I am looking into using Elastic KNN search feature and from what I see this is how we query ES for KNN search.

GET my-index/_knn_search
{
  "knn": {
    "field": "image_vector",
    "query_vector": [0.3, 0.1, 1.2],
    "k": 10,
    "num_candidates": 100
  },
  "_source": ["name", "file_type"]
}

Here num_candidates has a max limit of 10000 and from ES documents I see this - The number of nearest neighbor candidates to consider per shard. Cannot exceed 10,000. Elasticsearch collects num_candidates results from each shard, then merges them to find the top k results. Increasing num_candidates tends to improve the accuracy of the final k results.

The above is not very clear to me. Here are some questions:

  1. How is the 10,000 candidates chosen?
  2. If we have 1M vector documents, to search across all of these should we pick like 100 shards, so that each shard has max 10k documents? We need very pretty good recall on the retrieved results.
  3. Their documents on picking shard strategy says too many smaller shards is bad and they have their own overhead. So how do we pick shard sizes when we have this limit of 10k candidates per shards for KNN?

Any advice/suggestions are appreciated, thanks.

Hey @AdarshPrabhakara ,

  1. How is the 10,000 candidates chosen?

num_candidates is the same idea as efSearch.

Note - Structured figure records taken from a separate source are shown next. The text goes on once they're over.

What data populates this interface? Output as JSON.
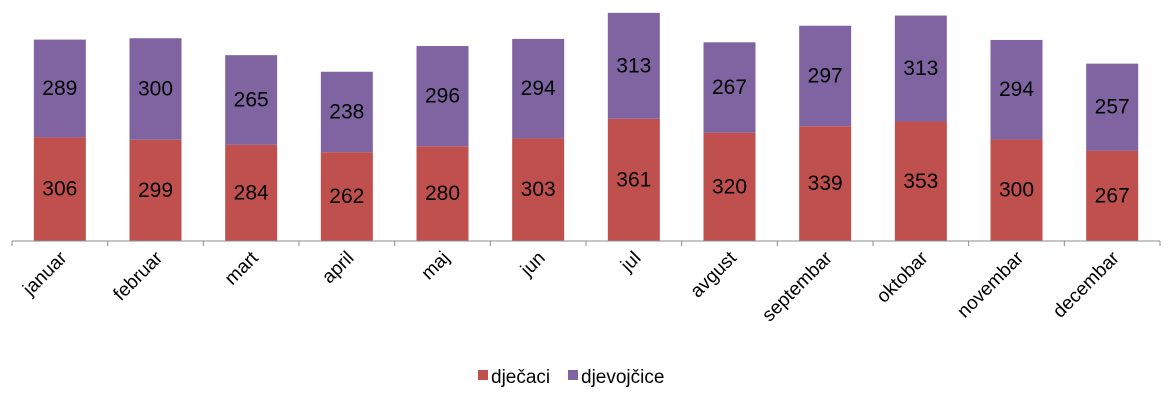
{
  "chart_data": {
    "type": "bar",
    "stacked": true,
    "title": "",
    "xlabel": "",
    "ylabel": "",
    "grid": false,
    "legend_position": "bottom",
    "categories": [
      "januar",
      "februar",
      "mart",
      "april",
      "maj",
      "jun",
      "jul",
      "avgust",
      "septembar",
      "oktobar",
      "novembar",
      "decembar"
    ],
    "series": [
      {
        "name": "dječaci",
        "color": "#C0504D",
        "values": [
          306,
          299,
          284,
          262,
          280,
          303,
          361,
          320,
          339,
          353,
          300,
          267
        ]
      },
      {
        "name": "djevojčice",
        "color": "#8064A2",
        "values": [
          289,
          300,
          265,
          238,
          296,
          294,
          313,
          267,
          297,
          313,
          294,
          257
        ]
      }
    ],
    "ylim": [
      0,
      674
    ]
  }
}
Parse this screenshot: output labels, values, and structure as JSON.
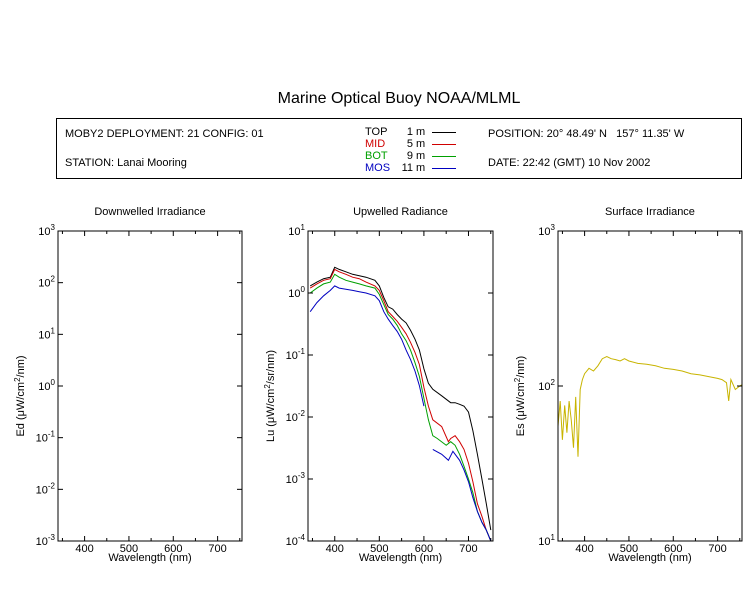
{
  "title": "Marine Optical Buoy NOAA/MLML",
  "info": {
    "deployment": "MOBY2 DEPLOYMENT: 21 CONFIG: 01",
    "station": "STATION: Lanai Mooring",
    "position": "POSITION: 20° 48.49' N   157° 11.35' W",
    "date": "DATE: 22:42 (GMT) 10 Nov 2002",
    "legend": [
      {
        "label": "TOP",
        "depth": "1",
        "unit": "m",
        "color": "#000000"
      },
      {
        "label": "MID",
        "depth": "5",
        "unit": "m",
        "color": "#d00000"
      },
      {
        "label": "BOT",
        "depth": "9",
        "unit": "m",
        "color": "#00a000"
      },
      {
        "label": "MOS",
        "depth": "11",
        "unit": "m",
        "color": "#0000c0"
      }
    ]
  },
  "chart_data": [
    {
      "type": "line",
      "title": "Downwelled Irradiance",
      "xlabel": "Wavelength (nm)",
      "ylabel_prefix": "Ed  (",
      "ylabel_unit": "μW/cm",
      "ylabel_sup": "2",
      "ylabel_suffix": "/nm)",
      "log_y": true,
      "xlim": [
        340,
        755
      ],
      "ylim": [
        0.001,
        1000
      ],
      "xticks": [
        400,
        500,
        600,
        700
      ],
      "yticks": [
        {
          "v": 0.001,
          "base": "10",
          "exp": "-3"
        },
        {
          "v": 0.01,
          "base": "10",
          "exp": "-2"
        },
        {
          "v": 0.1,
          "base": "10",
          "exp": "-1"
        },
        {
          "v": 1,
          "base": "10",
          "exp": "0"
        },
        {
          "v": 10,
          "base": "10",
          "exp": "1"
        },
        {
          "v": 100,
          "base": "10",
          "exp": "2"
        },
        {
          "v": 1000,
          "base": "10",
          "exp": "3"
        }
      ],
      "series": []
    },
    {
      "type": "line",
      "title": "Upwelled Radiance",
      "xlabel": "Wavelength (nm)",
      "ylabel_prefix": "Lu  (",
      "ylabel_unit": "μW/cm",
      "ylabel_sup": "2",
      "ylabel_suffix": "/sr/nm)",
      "log_y": true,
      "xlim": [
        340,
        755
      ],
      "ylim": [
        0.0001,
        10
      ],
      "xticks": [
        400,
        500,
        600,
        700
      ],
      "yticks": [
        {
          "v": 0.0001,
          "base": "10",
          "exp": "-4"
        },
        {
          "v": 0.001,
          "base": "10",
          "exp": "-3"
        },
        {
          "v": 0.01,
          "base": "10",
          "exp": "-2"
        },
        {
          "v": 0.1,
          "base": "10",
          "exp": "-1"
        },
        {
          "v": 1,
          "base": "10",
          "exp": "0"
        },
        {
          "v": 10,
          "base": "10",
          "exp": "1"
        }
      ],
      "series": [
        {
          "name": "TOP",
          "color": "#000000",
          "x": [
            345,
            360,
            375,
            390,
            400,
            410,
            425,
            440,
            455,
            470,
            490,
            500,
            510,
            520,
            530,
            540,
            550,
            560,
            570,
            580,
            590,
            600,
            610,
            620,
            640,
            660,
            670,
            680,
            690,
            700,
            710,
            720,
            730,
            740,
            750
          ],
          "y": [
            1.3,
            1.5,
            1.7,
            1.8,
            2.6,
            2.4,
            2.2,
            2.0,
            1.9,
            1.8,
            1.6,
            1.3,
            0.85,
            0.6,
            0.55,
            0.45,
            0.38,
            0.33,
            0.25,
            0.18,
            0.12,
            0.06,
            0.035,
            0.028,
            0.022,
            0.017,
            0.017,
            0.016,
            0.015,
            0.012,
            0.006,
            0.0025,
            0.001,
            0.0004,
            0.00015
          ]
        },
        {
          "name": "MID",
          "color": "#d00000",
          "x": [
            345,
            360,
            375,
            390,
            400,
            410,
            425,
            440,
            455,
            470,
            490,
            500,
            510,
            520,
            530,
            540,
            550,
            560,
            570,
            580,
            590,
            600,
            610,
            620,
            640,
            655,
            660,
            670,
            680,
            690,
            700,
            710,
            720,
            730,
            740,
            750
          ],
          "y": [
            1.2,
            1.4,
            1.6,
            1.7,
            2.4,
            2.2,
            2.0,
            1.8,
            1.7,
            1.5,
            1.3,
            1.1,
            0.75,
            0.5,
            0.42,
            0.35,
            0.28,
            0.22,
            0.16,
            0.11,
            0.07,
            0.03,
            0.015,
            0.009,
            0.007,
            0.004,
            0.0045,
            0.005,
            0.004,
            0.003,
            0.0018,
            0.0009,
            0.0004,
            0.00025,
            0.00015,
            0.0001
          ]
        },
        {
          "name": "BOT",
          "color": "#00a000",
          "x": [
            345,
            360,
            375,
            390,
            400,
            410,
            425,
            440,
            455,
            470,
            490,
            500,
            510,
            520,
            530,
            540,
            550,
            560,
            570,
            580,
            590,
            600,
            610,
            620,
            630,
            650,
            660,
            670,
            680,
            690,
            700,
            710,
            720,
            730,
            740,
            750
          ],
          "y": [
            1.0,
            1.2,
            1.4,
            1.5,
            2.0,
            1.8,
            1.6,
            1.5,
            1.4,
            1.3,
            1.2,
            0.95,
            0.65,
            0.45,
            0.38,
            0.3,
            0.22,
            0.17,
            0.12,
            0.075,
            0.045,
            0.02,
            0.009,
            0.005,
            0.0045,
            0.0035,
            0.004,
            0.0035,
            0.0025,
            0.0016,
            0.001,
            0.0006,
            0.0003,
            0.0002,
            0.00015,
            0.0001
          ]
        },
        {
          "name": "MOS",
          "color": "#0000c0",
          "x": [
            345,
            360,
            375,
            390,
            400,
            410,
            425,
            440,
            455,
            470,
            490,
            500,
            510,
            520,
            530,
            540,
            550,
            560,
            570,
            580,
            590,
            600
          ],
          "y": [
            0.5,
            0.7,
            0.9,
            1.1,
            1.3,
            1.2,
            1.15,
            1.1,
            1.05,
            1.0,
            0.9,
            0.75,
            0.5,
            0.38,
            0.3,
            0.24,
            0.18,
            0.12,
            0.085,
            0.055,
            0.032,
            0.015
          ]
        },
        {
          "name": "MOS",
          "color": "#0000c0",
          "x": [
            620,
            640,
            655,
            665,
            680,
            690,
            700,
            710,
            720,
            730,
            740,
            750
          ],
          "y": [
            0.003,
            0.0025,
            0.002,
            0.0028,
            0.002,
            0.0014,
            0.0009,
            0.0005,
            0.0003,
            0.0002,
            0.00015,
            0.0001
          ]
        }
      ]
    },
    {
      "type": "line",
      "title": "Surface Irradiance",
      "xlabel": "Wavelength (nm)",
      "ylabel_prefix": "Es  (",
      "ylabel_unit": "μW/cm",
      "ylabel_sup": "2",
      "ylabel_suffix": "/nm)",
      "log_y": true,
      "xlim": [
        340,
        755
      ],
      "ylim": [
        10,
        1000
      ],
      "xticks": [
        400,
        500,
        600,
        700
      ],
      "yticks": [
        {
          "v": 10,
          "base": "10",
          "exp": "1"
        },
        {
          "v": 100,
          "base": "10",
          "exp": "2"
        },
        {
          "v": 1000,
          "base": "10",
          "exp": "3"
        }
      ],
      "series": [
        {
          "name": "Es",
          "color": "#c8b400",
          "x": [
            340,
            345,
            350,
            355,
            360,
            365,
            370,
            375,
            380,
            385,
            390,
            395,
            400,
            410,
            420,
            430,
            440,
            450,
            460,
            470,
            480,
            490,
            500,
            520,
            540,
            560,
            580,
            600,
            620,
            640,
            660,
            680,
            700,
            710,
            720,
            725,
            730,
            740,
            750,
            755
          ],
          "y": [
            55,
            80,
            45,
            75,
            50,
            80,
            60,
            40,
            85,
            35,
            95,
            110,
            120,
            130,
            125,
            135,
            150,
            155,
            150,
            148,
            145,
            150,
            145,
            140,
            138,
            135,
            130,
            128,
            125,
            120,
            118,
            115,
            112,
            110,
            105,
            80,
            110,
            95,
            100,
            102
          ]
        }
      ]
    }
  ]
}
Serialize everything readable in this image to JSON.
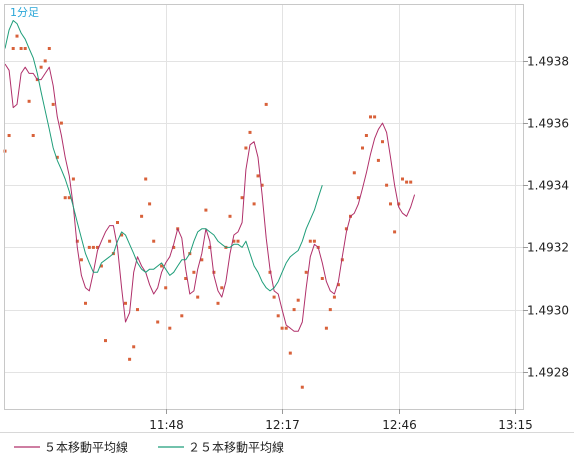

Its the number of candidates we continue to keep track of while searching the HNSW graph per shard. This number is applied per shard.

  1. If we have 1M vector documents, to search across all of these should we pick like 100 shards, so that each shard has max 10k documents? We need very pretty good recall on the retrieved results.

I would say not. 1M vectors should fit in a single shard. HNSW is really good at providing high recall even in larger graphs.

So how do we pick shard sizes when we have this limit of 10k candidates per shards for KNN?

I would say you shouldn't.

If you are wanting 100% recall, then you probably don't want to index the vectors at all and just use brute-force. But keep in mind this scales linearly, where HNSW scales logarithmically and provides much faster query speeds.

Awesome, that is helpful. Thank you. I did not find this clarity in any official documentation.

This topic was automatically closed 28 days after the last reply. New replies are no longer allowed.